Pensava que certamente teria sido mais fácil comover o leitor ao falar de uma criança injustamente punida, que ao descrever a ferocidade do ciclone que quase derrubou seu avião no Atlântico sul. Mas, nas salas de cinema da época, os espectadores assistiam às atualidades das reportagens de guerra, na Espanha ou na China, sem se perturbar com sua selvageria. “Podemos admirar sem horror as espirais de fuligem e de cinzas que essas terras de vulcões espalham para o céu”, escreveu ele. “No entanto, ao mesmo tempo que o grão nos celeiros, que a herança das gerações, que os tesouros familiares, a carne das crianças queimadas, dilapidada em fumaça, é que engorda lentamente essa nuvem negra.”
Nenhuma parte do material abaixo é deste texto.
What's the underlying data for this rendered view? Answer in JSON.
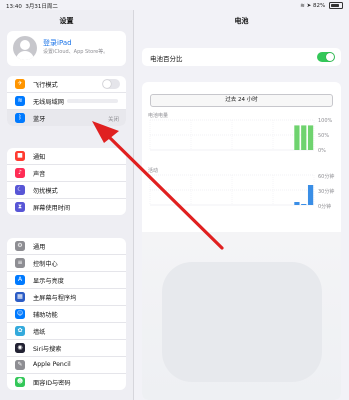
{
  "status": {
    "time": "13:40",
    "date": "3月31日周二",
    "battery": "82%",
    "battery_level": 0.82
  },
  "sidebar": {
    "title": "设置",
    "profile": {
      "title": "登录iPad",
      "subtitle": "设置iCloud、App Store等。"
    },
    "group1": [
      {
        "label": "飞行模式",
        "icon": "airplane-icon",
        "color": "#ff9500",
        "glyph": "✈"
      },
      {
        "label": "无线局域网",
        "icon": "wifi-icon",
        "color": "#007aff",
        "glyph": "≋"
      },
      {
        "label": "蓝牙",
        "icon": "bluetooth-icon",
        "color": "#007aff",
        "glyph": "ᛒ",
        "value": "关闭"
      }
    ],
    "group2": [
      {
        "label": "通知",
        "icon": "notification-icon",
        "color": "#ff3b30",
        "glyph": "■"
      },
      {
        "label": "声音",
        "icon": "sound-icon",
        "color": "#ff2d55",
        "glyph": "♪"
      },
      {
        "label": "勿扰模式",
        "icon": "moon-icon",
        "color": "#5856d6",
        "glyph": "☾"
      },
      {
        "label": "屏幕使用时间",
        "icon": "hourglass-icon",
        "color": "#5856d6",
        "glyph": "⧗"
      }
    ],
    "group3": [
      {
        "label": "通用",
        "icon": "gear-icon",
        "color": "#8e8e93",
        "glyph": "⚙"
      },
      {
        "label": "控制中心",
        "icon": "control-center-icon",
        "color": "#8e8e93",
        "glyph": "≡"
      },
      {
        "label": "显示与亮度",
        "icon": "display-icon",
        "color": "#007aff",
        "glyph": "A"
      },
      {
        "label": "主屏幕与程序坞",
        "icon": "home-screen-icon",
        "color": "#2c5cc5",
        "glyph": "▦"
      },
      {
        "label": "辅助功能",
        "icon": "accessibility-icon",
        "color": "#007aff",
        "glyph": "☺"
      },
      {
        "label": "墙纸",
        "icon": "wallpaper-icon",
        "color": "#34aadc",
        "glyph": "✿"
      },
      {
        "label": "Siri与搜索",
        "icon": "siri-icon",
        "color": "#222233",
        "glyph": "◉"
      },
      {
        "label": "Apple Pencil",
        "icon": "pencil-icon",
        "color": "#8e8e93",
        "glyph": "✎"
      },
      {
        "label": "面容ID与密码",
        "icon": "face-id-icon",
        "color": "#34c759",
        "glyph": "☻"
      }
    ]
  },
  "main": {
    "title": "电池",
    "battery_percentage_label": "电池百分比",
    "segment_label": "过去 24 小时",
    "battery_chart": {
      "label": "电池电量",
      "ticks": [
        "100%",
        "50%",
        "0%"
      ]
    },
    "activity_chart": {
      "label": "活动",
      "ticks": [
        "60分钟",
        "30分钟",
        "0分钟"
      ]
    }
  },
  "chart_data": [
    {
      "type": "bar",
      "title": "电池电量",
      "ylabel": "",
      "ylim": [
        0,
        100
      ],
      "x_count": 24,
      "values": [
        null,
        null,
        null,
        null,
        null,
        null,
        null,
        null,
        null,
        null,
        null,
        null,
        null,
        null,
        null,
        null,
        null,
        null,
        null,
        null,
        null,
        82,
        82,
        82
      ]
    },
    {
      "type": "bar",
      "title": "活动",
      "ylabel": "",
      "ylim": [
        0,
        60
      ],
      "x_count": 24,
      "values": [
        0,
        0,
        0,
        0,
        0,
        0,
        0,
        0,
        0,
        0,
        0,
        0,
        0,
        0,
        0,
        0,
        0,
        0,
        0,
        0,
        0,
        6,
        2,
        40
      ]
    }
  ]
}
Não poderia haver descrição mais terrível da guerra que estava por chegar. Mas, enquanto as nações caíam num torpor hipnótico diante da ascensão do nazismo, Saint-Exupéry acrescentava seu ponto de vista místico: “Porém o próprio drama físico só pode nos comover se nos for mostrado seu sentido espiritual”. A partir de 1939, e particularmente em Piloto de Guerra e Carta a um Refém, em que analisa o aspecto purificador da humilhação francesa, ele se atribui o dever de cumprir essa missão.